You did the right thing and it only took you 3.5 years. That is impressive to me since it took me 25.5 years.
That’s why I call you sensible.
Making sense of these slithering reptiles is almost impossible. Our job is to make sense of ourselves.
He knew what you valued and he dangled that carrot. How the hell were you supposed to resist? You couldn’t. But then you did. You looked reality square in the face.
Continue to do that. Take advantage of this pain and learning experience to become the person you were meant to be.

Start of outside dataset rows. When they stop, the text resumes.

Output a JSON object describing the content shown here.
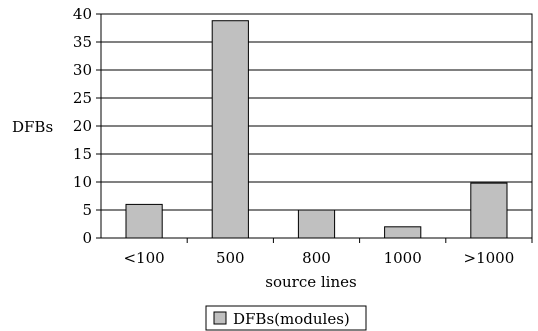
{
  "chart_data": {
    "type": "bar",
    "categories": [
      "<100",
      "500",
      "800",
      "1000",
      ">1000"
    ],
    "series": [
      {
        "name": "DFBs(modules)",
        "values": [
          6,
          38.8,
          5,
          2,
          9.8
        ]
      }
    ],
    "xlabel": "source lines",
    "ylabel": "DFBs",
    "ylim": [
      0,
      40
    ],
    "yticks": [
      0,
      5,
      10,
      15,
      20,
      25,
      30,
      35,
      40
    ],
    "grid": true,
    "legend": "bottom-center"
  },
  "colors": {
    "bar_fill": "#c0c0c0",
    "bar_stroke": "#000000",
    "grid": "#000000"
  }
}
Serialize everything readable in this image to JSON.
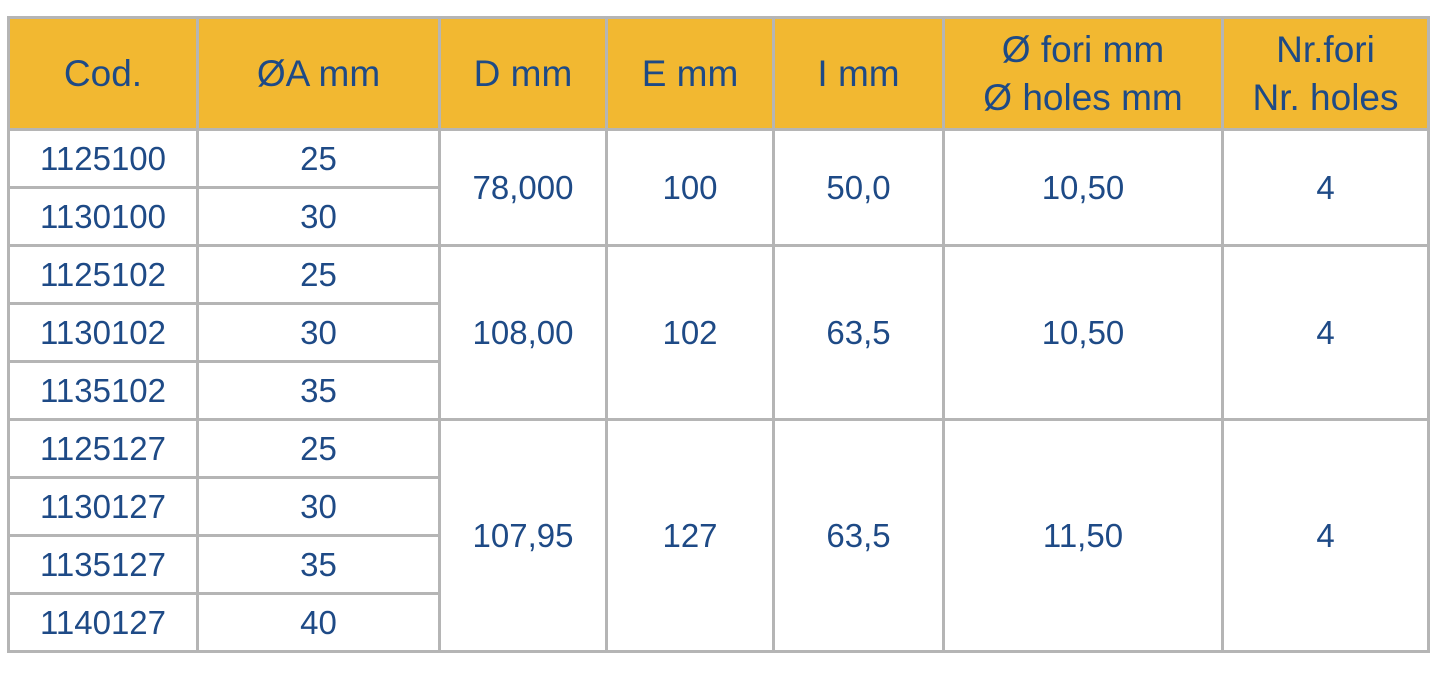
{
  "colors": {
    "header_bg": "#f2b831",
    "text": "#1e4a86",
    "border": "#b5b5b5"
  },
  "headers": [
    {
      "line1": "Cod.",
      "line2": ""
    },
    {
      "line1": "ØA mm",
      "line2": ""
    },
    {
      "line1": "D mm",
      "line2": ""
    },
    {
      "line1": "E mm",
      "line2": ""
    },
    {
      "line1": "I mm",
      "line2": ""
    },
    {
      "line1": "Ø fori mm",
      "line2": "Ø holes mm"
    },
    {
      "line1": "Nr.fori",
      "line2": "Nr. holes"
    }
  ],
  "groups": [
    {
      "d": "78,000",
      "e": "100",
      "i": "50,0",
      "holes_dia": "10,50",
      "holes_nr": "4",
      "rows": [
        {
          "cod": "1125100",
          "a": "25"
        },
        {
          "cod": "1130100",
          "a": "30"
        }
      ]
    },
    {
      "d": "108,00",
      "e": "102",
      "i": "63,5",
      "holes_dia": "10,50",
      "holes_nr": "4",
      "rows": [
        {
          "cod": "1125102",
          "a": "25"
        },
        {
          "cod": "1130102",
          "a": "30"
        },
        {
          "cod": "1135102",
          "a": "35"
        }
      ]
    },
    {
      "d": "107,95",
      "e": "127",
      "i": "63,5",
      "holes_dia": "11,50",
      "holes_nr": "4",
      "rows": [
        {
          "cod": "1125127",
          "a": "25"
        },
        {
          "cod": "1130127",
          "a": "30"
        },
        {
          "cod": "1135127",
          "a": "35"
        },
        {
          "cod": "1140127",
          "a": "40"
        }
      ]
    }
  ]
}
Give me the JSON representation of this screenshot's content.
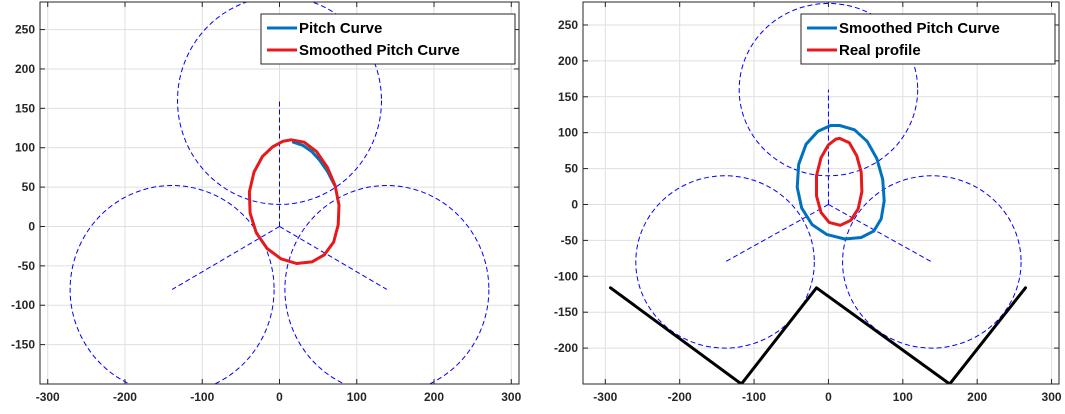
{
  "chart_data": [
    {
      "type": "line",
      "xlim": [
        -310,
        310
      ],
      "ylim": [
        -200,
        285
      ],
      "xticks": [
        -300,
        -200,
        -100,
        0,
        100,
        200,
        300
      ],
      "yticks": [
        -150,
        -100,
        -50,
        0,
        50,
        100,
        150,
        200,
        250
      ],
      "grid": true,
      "legend_position": "top-right",
      "legend": [
        "Pitch Curve",
        "Smoothed Pitch Curve"
      ],
      "series": [
        {
          "name": "Pitch Curve",
          "color": "#0072BD",
          "x": [
            18,
            30,
            42,
            52,
            62,
            71
          ],
          "y": [
            107,
            103,
            95,
            84,
            70,
            53
          ]
        },
        {
          "name": "Smoothed Pitch Curve",
          "color": "#E41A1C",
          "x": [
            15,
            32,
            48,
            62,
            72,
            77,
            76,
            70,
            58,
            42,
            22,
            2,
            -16,
            -30,
            -38,
            -39,
            -33,
            -22,
            -9,
            4,
            15
          ],
          "y": [
            110,
            107,
            95,
            75,
            52,
            27,
            2,
            -20,
            -36,
            -45,
            -47,
            -41,
            -28,
            -8,
            17,
            44,
            69,
            89,
            101,
            108,
            110
          ]
        }
      ],
      "reference_circles": {
        "color": "#0000FF",
        "style": "dashed",
        "radius": 132,
        "centers": [
          [
            0,
            160
          ],
          [
            -139,
            -80
          ],
          [
            139,
            -80
          ]
        ]
      },
      "reference_spokes": {
        "color": "#0000FF",
        "style": "dashed",
        "from": [
          0,
          0
        ],
        "to": [
          [
            0,
            160
          ],
          [
            -139,
            -80
          ],
          [
            139,
            -80
          ]
        ]
      }
    },
    {
      "type": "line",
      "xlim": [
        -330,
        310
      ],
      "ylim": [
        -250,
        282
      ],
      "xticks": [
        -300,
        -200,
        -100,
        0,
        100,
        200,
        300
      ],
      "yticks": [
        -200,
        -150,
        -100,
        -50,
        0,
        50,
        100,
        150,
        200,
        250
      ],
      "grid": true,
      "legend_position": "top-right",
      "legend": [
        "Smoothed Pitch Curve",
        "Real profile"
      ],
      "series": [
        {
          "name": "Smoothed Pitch Curve",
          "color": "#0072BD",
          "x": [
            15,
            35,
            52,
            65,
            73,
            75,
            71,
            61,
            44,
            22,
            -2,
            -22,
            -36,
            -42,
            -40,
            -30,
            -14,
            3,
            15
          ],
          "y": [
            110,
            104,
            88,
            64,
            35,
            5,
            -20,
            -37,
            -46,
            -48,
            -42,
            -28,
            -5,
            24,
            56,
            84,
            102,
            110,
            110
          ]
        },
        {
          "name": "Real profile",
          "color": "#E41A1C",
          "x": [
            15,
            28,
            38,
            44,
            45,
            40,
            30,
            16,
            1,
            -10,
            -16,
            -16,
            -10,
            0,
            10,
            15
          ],
          "y": [
            92,
            86,
            68,
            45,
            18,
            -6,
            -22,
            -29,
            -25,
            -11,
            12,
            40,
            65,
            83,
            91,
            92
          ]
        },
        {
          "name": "",
          "color": "#000000",
          "x": [
            -293,
            -117,
            -16,
            163,
            265
          ],
          "y": [
            -116,
            -250,
            -116,
            -250,
            -116
          ]
        }
      ],
      "reference_circles": {
        "color": "#0000FF",
        "style": "dashed",
        "radius": 120,
        "centers": [
          [
            0,
            160
          ],
          [
            -139,
            -80
          ],
          [
            139,
            -80
          ]
        ]
      },
      "reference_spokes": {
        "color": "#0000FF",
        "style": "dashed",
        "from": [
          0,
          0
        ],
        "to": [
          [
            0,
            160
          ],
          [
            -139,
            -80
          ],
          [
            139,
            -80
          ]
        ]
      }
    }
  ]
}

I can already tell you have it in you.
In addition to the above, I have been blamed for everything that went wrong between us. I should have been quiet and let him be when he decided to spend his nights out with whoever he wanted to. I should have trusted him to repay the money. I caused him extreme grief financially by getting a VRO on him. I should never has invaded his privacy by checking his phone. I just need to be patient while he gets his business back in order for us to spend some quality time together. I just have to let him get on with his job so I can get my money back. (the other day he gave me $250. This is the first bit of money he has given me in 3 years and I should be grateful) Its not his fault that I didnt have a child. Its not his fault that I have to sell everything to keep my home. Its not his fault that I am so paranoid. I should get some help fast for my mental state. I am the skitzo. I am the one with the issues. I am the crazy woman who should be locked up. If I call any of my friends to come and confront him he will smash them to pieces. If I get the police involved in removing him from my house, it will be the last thing i do. If I had not put the vro on him I would have had my money back by now. If I had just shut my mouth he would have given me back some of my money by now. Take me to court, I will tell them that you gave me the money as a gift. We are meant to be together. Remember U4ME princess. You will be a mother one day. I only ever wanted to have a child with you. You are the love of my life and we will make it princess. Have faith we will be together with a child of our own, just be patient. I cant come to the dinner for your birthday, I have work to do. I couldnt afford to buy you a christmas present. Never a thankyou for the many gifts I got him. Snatch and grab.
Thankyou Skylar. You are one of the many reasons why I decided to write down my story. I have closed the door and do not ever want to open it again. Its encouragement like yours that will keep my hand away from the handle.
Dear Sensible, I’m with Skylar, you ARE sensible to get out and to STAY OUT!
Don’t let him use the repayment of the loan (in dribs and drabs) to lure you back in. You are out that money and he will never give you the entire amount, only maybe a few hundred here or there to try to use as BAIT to get you hooked again.
Do what you have to do to take care of YOU.
He has lied to you, cheated on you, used you, taken from you, and will ALWAYS CONTINUE TO DO THAT. DO NOT TRUST HIM EVER AGAIN.
If you feel like you want to contact him, come here instead. there will be someone here to hold your hand til the feeling goes away.
Welcome to LoveFraud. Read the 10 signs of Love Fraud, it is a great book and there are articles here as well…hundreds of them! READ READ READ and get stronger. KNOWLEDGE IS POWER. TAKE BACK YOUR POWER!
Thankyou Ox Drover. Knowledge is power and reading that other people have got thru to the other side is really what I want to be hearing right now. I have forgiven him but its the forgetting thats the hardest. I hope I dont become bitter. I just want my old self back. Have they invented that time machine yet?